I am making a recommender system. For similar queries I want to give similar recommendations.
I was following the example from here: https://www.tensorflow.org/recommenders/examples/featurization?hl=en
User creates a query. He can choose the desired location on the map that's why query has longitude and latitude in its features. I want to add longitude and latitude in the Query model for the recommender algorithm.

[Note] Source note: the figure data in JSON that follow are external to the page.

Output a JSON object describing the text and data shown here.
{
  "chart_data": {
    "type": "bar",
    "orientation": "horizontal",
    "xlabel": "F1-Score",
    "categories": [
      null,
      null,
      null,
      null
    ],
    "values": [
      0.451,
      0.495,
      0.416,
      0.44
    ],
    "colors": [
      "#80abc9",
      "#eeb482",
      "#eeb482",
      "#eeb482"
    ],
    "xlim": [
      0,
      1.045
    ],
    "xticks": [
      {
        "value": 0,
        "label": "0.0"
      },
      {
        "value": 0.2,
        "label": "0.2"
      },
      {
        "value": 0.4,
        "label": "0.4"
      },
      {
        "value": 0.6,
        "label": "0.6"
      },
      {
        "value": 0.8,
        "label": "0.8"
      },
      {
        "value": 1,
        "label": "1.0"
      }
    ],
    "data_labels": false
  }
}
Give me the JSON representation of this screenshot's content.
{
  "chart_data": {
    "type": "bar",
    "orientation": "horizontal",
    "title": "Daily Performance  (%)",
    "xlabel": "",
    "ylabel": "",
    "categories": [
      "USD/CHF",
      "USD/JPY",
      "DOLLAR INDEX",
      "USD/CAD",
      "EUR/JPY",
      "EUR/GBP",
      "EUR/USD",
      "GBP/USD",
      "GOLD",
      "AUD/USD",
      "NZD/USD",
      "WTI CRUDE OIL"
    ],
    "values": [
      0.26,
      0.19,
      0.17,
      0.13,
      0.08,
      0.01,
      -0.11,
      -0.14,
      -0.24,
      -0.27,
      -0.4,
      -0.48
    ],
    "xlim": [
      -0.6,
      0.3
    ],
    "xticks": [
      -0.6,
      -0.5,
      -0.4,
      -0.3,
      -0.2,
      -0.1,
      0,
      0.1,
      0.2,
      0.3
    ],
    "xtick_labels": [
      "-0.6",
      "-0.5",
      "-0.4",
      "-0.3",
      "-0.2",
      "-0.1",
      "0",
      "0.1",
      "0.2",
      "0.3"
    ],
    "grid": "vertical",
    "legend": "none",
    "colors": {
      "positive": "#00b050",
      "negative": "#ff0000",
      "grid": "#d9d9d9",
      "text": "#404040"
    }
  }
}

Here is the Query model. It already takes the tokenized text features:
class QueryModel(tf.keras.Model):
def __init__(self):
super().__init__()
max_tokens = 10_000
self.query_features_vectorizer = tf.keras.layers.TextVectorization(
max_tokens=max_tokens)
self.query_features_embedding = tf.keras.Sequential([
self.query_features_vectorizer,
tf.keras.layers.Embedding(max_tokens, 64, mask_zero=True),
tf.keras.layers.GlobalAveragePooling1D(),
])
self.query_features_vectorizer.adapt(query_features)
def call(self, inputs):
# Take the input dictionary, pass it through each input layer,
# and concatenate the result.
return tf.concat([
self.query_features_embedding(inputs["query_features"]),
], axis=1)
I pass query model into this ranking model that has a task to give ratings to each query-candidate pair:
class RatingsModel(tfrs.models.Model):
def __init__(self):
super().__init__()
# query and warehouse models
self.query_model = tf.keras.Sequential([
QueryModel(),
tf.keras.layers.Dense(16)
])
self.candidate_model = tf.keras.Sequential([
WarehouseModel(),
tf.keras.layers.Dense(16)
])
# A small model to take in query and warehouse embeddings and predict ratings.
# We can make this as complicated as we want as long as we output a scalar
# as our prediction.
self.rating_model = tf.keras.Sequential([
tf.keras.layers.Dense(16, activation="linear"),
tf.keras.layers.Dense(8, activation="tanh"),
tf.keras.layers.Dense(1, activation="linear"),
])
self.task = tfrs.tasks.Ranking(
loss=tf.keras.losses.MeanSquaredError(),
metrics=[tf.keras.metrics.RootMeanSquaredError("RMSE")]
)
def call(self, features):
query_embeddings = self.query_model({
"query_features": features["query_features"],
})
warehouse_embeddings = self.candidate_model({
"warehouse_id": features["warehouse_id"],
})
return (
self.rating_model(
tf.concat([query_embeddings, warehouse_embeddings], axis=1)
),
)
def compute_loss(self, features, training=False):
labels = features.pop("similarity")
rating_predictions = self(features)
# We compute the loss for each task.
rating_loss = self.task(
labels=labels,
predictions=rating_predictions,
)
return rating_loss
The algorithm predicts the rating for the most relevant candidates for the query.
My question is: how can I take the longitude and latitude into account, what is the general approach?
In this Google blog an explaination is given on how to model geographic coordinates. You can make use of feature crosses to combine the longitude and latitude features.